В общем, я был скорее доволен рассуждениями миссис Генри и даже не мог отрицать резонности ее доводов против использования бумаг.
— Не будем больше говорить об этом, — сказал я. — Могу лишь сожалеть, что доверил женщине подлинники; это было по меньшей мере опрометчиво для делового человека. А то, что я оставлю службу вашей семье, это, конечно, только слова, и вы можете на этот счет не тревожиться. Я принадлежу Дэррисдиру, миссис Генри, как если бы я в нем родился.

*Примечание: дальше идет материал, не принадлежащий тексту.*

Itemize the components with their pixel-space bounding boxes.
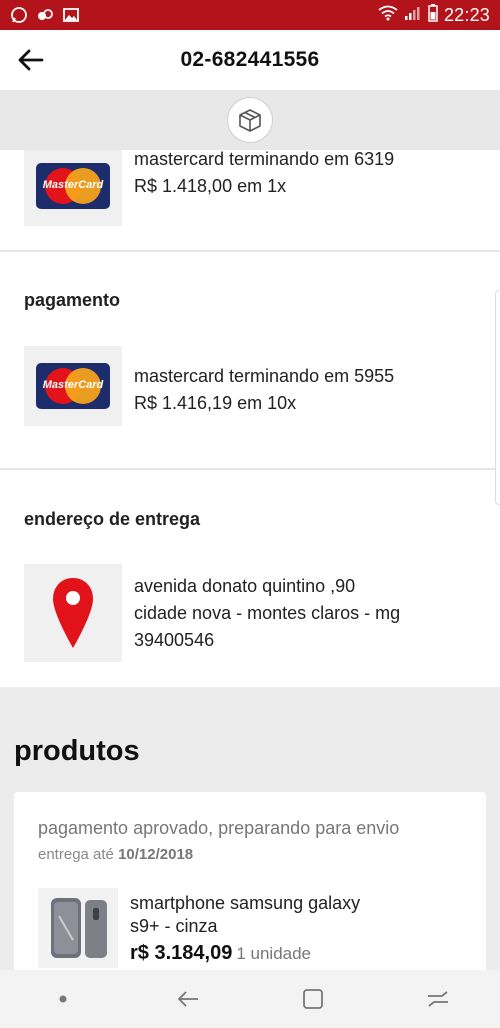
- product-price: r$ 3.184,09: [130, 942, 233, 964]
- address-thumb: [24, 564, 122, 662]
- payment-section-title: pagamento: [24, 290, 121, 310]
- location-pin-icon: [53, 578, 93, 648]
- payment-row-1: MasterCard mastercard terminando em 6319…: [24, 150, 394, 226]
- product-card[interactable]: pagamento aprovado, preparando para envi…: [14, 792, 486, 970]
- divider: [0, 250, 500, 252]
- back-button[interactable]: [0, 30, 60, 90]
- smartphone-icon: [51, 898, 107, 958]
- product-price-row: r$ 3.184,09 1 unidade: [130, 942, 311, 965]
- products-title: produtos: [14, 735, 140, 767]
- status-right: 22:23: [378, 3, 490, 27]
- box-icon-circle: [227, 97, 273, 143]
- order-icon-strip: [0, 90, 500, 150]
- delivery-label: entrega até: [38, 846, 114, 863]
- status-bar: 22:23: [0, 0, 500, 30]
- status-time: 22:23: [443, 4, 490, 25]
- address-line-3: 39400546: [134, 630, 215, 650]
- page-title: 02-682441556: [180, 48, 320, 71]
- mastercard-icon: MasterCard: [36, 363, 110, 409]
- dot-icon: [59, 995, 66, 1003]
- payment-card-thumb: MasterCard: [24, 150, 122, 226]
- product-delivery: entrega até 10/12/2018: [38, 846, 193, 863]
- system-nav-bar: [0, 970, 500, 1028]
- divider: [0, 468, 500, 470]
- product-quantity: 1 unidade: [236, 944, 312, 963]
- whatsapp-icon: [10, 6, 28, 24]
- product-name-line-2: s9+ - cinza: [130, 916, 218, 936]
- signal-icon: [404, 5, 422, 26]
- battery-icon: [428, 3, 438, 27]
- app-icon: [36, 6, 54, 24]
- nav-recents-button[interactable]: [408, 970, 468, 1028]
- nav-back-button[interactable]: [158, 970, 218, 1028]
- product-name: smartphone samsung galaxy s9+ - cinza: [130, 892, 430, 938]
- home-square-icon: [302, 989, 323, 1009]
- address-line-1: avenida donato quintino ,90: [134, 576, 356, 596]
- payment-card-thumb: MasterCard: [24, 346, 122, 426]
- back-arrow-icon: [18, 49, 44, 71]
- app-bar: 02-682441556: [0, 30, 500, 90]
- payment-info: mastercard terminando em 6319 R$ 1.418,0…: [134, 150, 394, 226]
- scroll-edge-handle[interactable]: [495, 290, 500, 505]
- recents-icon: [427, 991, 448, 1007]
- payment-amount-text: R$ 1.418,00 em 1x: [134, 176, 287, 196]
- address-line-2: cidade nova - montes claros - mg: [134, 603, 401, 623]
- order-details-content[interactable]: MasterCard mastercard terminando em 6319…: [0, 150, 500, 970]
- nav-home-button[interactable]: [283, 970, 343, 1028]
- address-info: avenida donato quintino ,90 cidade nova …: [134, 564, 400, 662]
- nav-dot-button[interactable]: [33, 970, 93, 1028]
- nav-back-icon: [177, 991, 198, 1007]
- product-status: pagamento aprovado, preparando para envi…: [38, 818, 400, 838]
- wifi-icon: [378, 5, 398, 26]
- payment-card-text: mastercard terminando em 6319: [134, 150, 395, 169]
- box-icon: [239, 109, 261, 132]
- product-name-line-1: smartphone samsung galaxy: [130, 893, 361, 913]
- gallery-icon: [62, 6, 80, 24]
- address-section-title: endereço de entrega: [24, 509, 201, 529]
- payment-info: mastercard terminando em 5955 R$ 1.416,1…: [134, 346, 394, 426]
- mastercard-icon: MasterCard: [36, 163, 110, 209]
- payment-amount-text: R$ 1.416,19 em 10x: [134, 393, 297, 413]
- status-left-icons: [10, 6, 80, 24]
- payment-row-2: MasterCard mastercard terminando em 5955…: [24, 346, 394, 426]
- address-row: avenida donato quintino ,90 cidade nova …: [24, 564, 400, 662]
- delivery-date: 10/12/2018: [118, 846, 194, 863]
- payment-card-text: mastercard terminando em 5955: [134, 366, 395, 386]
- product-image: [38, 888, 118, 968]
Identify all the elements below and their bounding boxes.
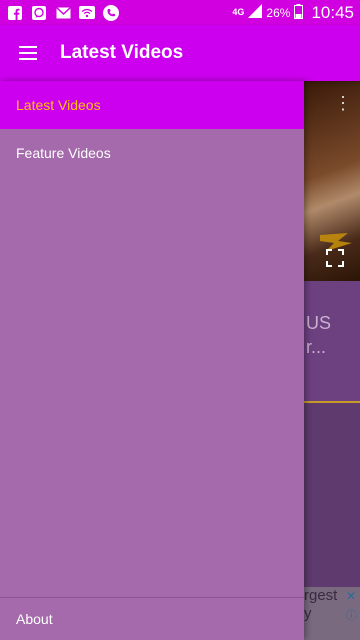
signal-icon: [248, 4, 263, 21]
system-status: 4G 26% 10:45: [232, 3, 360, 23]
facebook-icon: [6, 4, 24, 22]
phone-icon: [102, 4, 120, 22]
drawer-item-label: About: [16, 611, 53, 627]
video-card-title: US r...: [306, 313, 332, 357]
drawer-item-label: Feature Videos: [16, 145, 111, 161]
card-divider: [304, 401, 360, 403]
page-title: Latest Videos: [60, 42, 184, 63]
drawer-item-latest-videos[interactable]: Latest Videos: [0, 81, 304, 129]
drawer-item-label: Latest Videos: [16, 97, 101, 113]
more-options-icon: ⋮: [334, 93, 352, 113]
status-bar: 4G 26% 10:45: [0, 0, 360, 25]
drawer-item-about[interactable]: About: [0, 598, 304, 640]
hamburger-menu-icon[interactable]: [0, 25, 56, 81]
navigation-drawer: Latest Videos Feature Videos About: [0, 81, 304, 640]
battery-icon: [294, 3, 304, 22]
messenger-icon: [30, 4, 48, 22]
notification-icons: [0, 4, 120, 22]
app-bar: Latest Videos: [0, 25, 360, 81]
network-type: 4G: [232, 7, 245, 17]
drawer-item-feature-videos[interactable]: Feature Videos: [0, 129, 304, 177]
clock: 10:45: [311, 2, 354, 22]
ad-info-icon: ⓘ: [346, 610, 357, 622]
ad-close-icon: ✕: [346, 589, 357, 603]
fullscreen-icon: [326, 249, 344, 267]
wifi-icon: [78, 4, 96, 22]
mail-icon: [54, 4, 72, 22]
drawer-footer: About: [0, 597, 304, 640]
battery-percent: 26%: [266, 5, 291, 20]
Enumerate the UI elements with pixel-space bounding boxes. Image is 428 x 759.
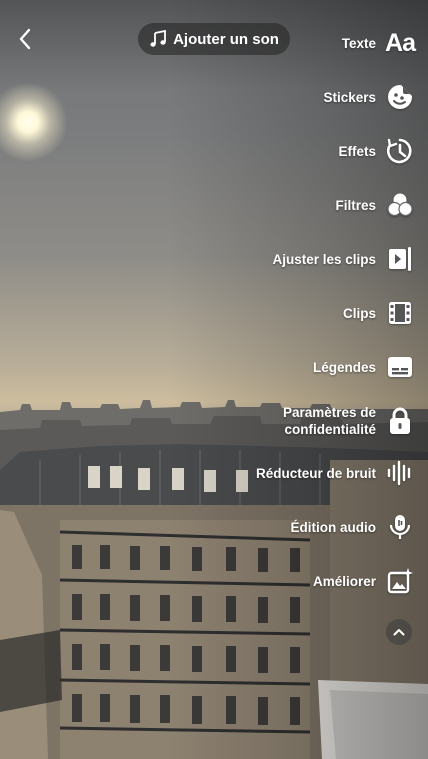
text-aa-icon: Aa <box>385 28 416 57</box>
tool-confidentialite[interactable]: Paramètres de confidentialité <box>283 401 416 441</box>
tool-stickers[interactable]: Stickers <box>323 79 416 115</box>
tool-label-confidentialite: Paramètres de confidentialité <box>283 404 376 438</box>
tool-label-clips: Clips <box>342 305 376 321</box>
lock-icon <box>384 405 416 437</box>
collapse-toolbar-button[interactable] <box>386 619 412 645</box>
chevron-up-icon <box>393 629 405 636</box>
tool-filtres[interactable]: Filtres <box>335 187 416 223</box>
filters-circles-icon <box>384 189 416 221</box>
tool-ajuster-clips[interactable]: Ajuster les clips <box>272 241 416 277</box>
tool-label-filtres: Filtres <box>335 197 376 213</box>
edit-toolbar: Texte Aa Stickers Effets Filtres Ajuster… <box>0 0 428 759</box>
tool-label-confidentialite-line1: Paramètres de <box>282 405 376 420</box>
tool-label-bruit: Réducteur de bruit <box>255 465 376 481</box>
sticker-icon <box>384 81 416 113</box>
tool-effets[interactable]: Effets <box>338 133 416 169</box>
tool-label-ajuster: Ajuster les clips <box>272 251 376 267</box>
tool-label-texte: Texte <box>341 35 376 51</box>
tool-label-stickers: Stickers <box>323 89 376 105</box>
effects-timer-icon <box>384 135 416 167</box>
adjust-clips-icon <box>384 243 416 275</box>
tool-label-effets: Effets <box>338 143 376 159</box>
tool-label-confidentialite-line2: confidentialité <box>284 422 376 437</box>
tool-reducteur-bruit[interactable]: Réducteur de bruit <box>256 455 416 491</box>
tool-texte[interactable]: Texte Aa <box>342 25 416 61</box>
tool-label-legendes: Légendes <box>312 359 376 375</box>
tool-edition-audio[interactable]: Édition audio <box>291 509 417 545</box>
enhance-sparkle-icon <box>384 565 416 597</box>
captions-icon <box>384 351 416 383</box>
tool-legendes[interactable]: Légendes <box>313 349 416 385</box>
film-strip-icon <box>384 297 416 329</box>
noise-reducer-icon <box>384 457 416 489</box>
tool-ameliorer[interactable]: Améliorer <box>313 563 416 599</box>
audio-edit-icon <box>384 511 416 543</box>
tool-clips[interactable]: Clips <box>343 295 416 331</box>
tool-label-ameliorer: Améliorer <box>312 573 376 589</box>
tool-label-audio: Édition audio <box>290 519 377 535</box>
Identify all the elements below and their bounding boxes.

Должен отдать ей справедливость, она отнеслась к моим словам разумно и благожелательно, и это утро началось в духе взаимного уважения и уступок, который с тех пор много лет господствовал в наших отношениях.
В тот же день, как видно, предопределенный для радости, мы отметили первые признаки выздоровления мистера Генри, а еще через три дня он пришел в сознание и, узнав меня, назвал по имени и оказал другие знаки своего ко мне расположения. Миссис Генри была при этом. Она стояла в ногах кровати, но он, казалось, не заметил ее. В самом деле, теперь, когда горячка прошла, он был так слаб, что, сделав одно усилие, сейчас же вновь погрузился в забытье. Но после этого он стал неуклонно (хоть и медленно) поправляться, с каждым днем аппетит его улучшался, с каждой неделей мы отмечали, как он крепнет и прибывает в теле, а еще до окончания месяца он уже поднимался с кровати, и мы даже начали выносить его в кресле на террасу.